Abstract

Ventricular fibrillation (VF) during reperfusion (rVF) in ST-segment elevation myocardial infarction (STEMI) is an infrequent but serious event that complicates coronary interventions. The aim of this study was to analyze clinical predictors of rVF in an unselected population of patients with STEMI treated with percutaneous coronary intervention (PCI). Consecutive patients with STEMI admitted to a tertiary care hospital for primary PCI from 2007 to 2012 were retrospectively assessed for the presence of rVF. Admission electrocardiograms, stored in a digital format, were analyzed for a maximal ST-segment elevation in a single lead and the sum of ST-segment deviations in all leads.
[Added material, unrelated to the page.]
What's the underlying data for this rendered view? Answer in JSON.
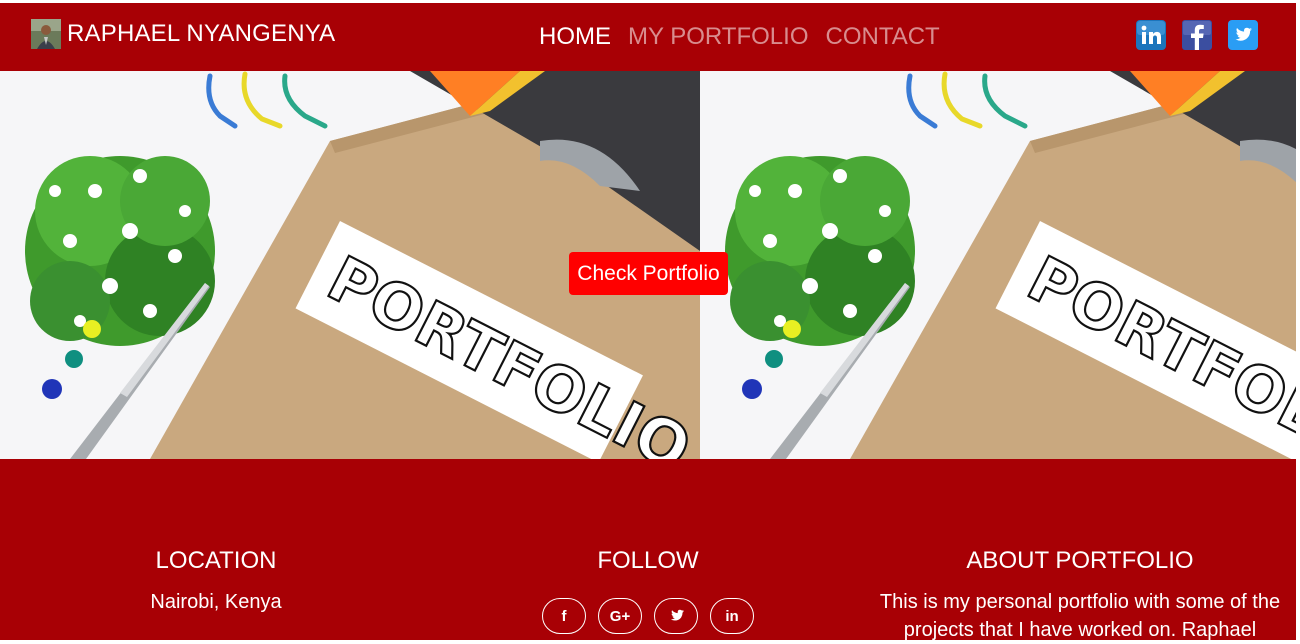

Clinical, electrocardiographic, and angiographic characteristics were tested for associations with rVF using logistic regression analysis. Among 3,724 patients with STEMI admitted from 2007 to 2012, 71 (1.9%) had rVF. In univariate analysis, history of myocardial infarction, aspirin and β-blocker use, VF before PCI, left main coronary artery disease, inferior myocardial infarction localization, symptom-to-balloon time <360 minutes, maximal ST-segment elevation in a single lead >300 μV, and sum of ST-segment deviations in all leads >1,500 μV were associated with increased risk for rVF. In a multivariate analysis, sum of ST-segment deviations in all leads >1500 μV (odds ratio 3.7, 95% confidence interval 1.45 to 9.41, p = 0.006) before PCI remained an independent predictor of rVF. In-hospital mortality was 18.3% in the rVF group and 3.3% in the group without VF (p <0.001), but rVF was not an independent predictor of in-hospital death. In conclusion, the magnitude of ST-segment elevation before PCI for STEMI independently predicts rVF and should be considered in periprocedural arrhythmic risk assessment. Despite higher in-hospital mortality in patients with rVF, rVF itself has no independent prognostic value for prognosis.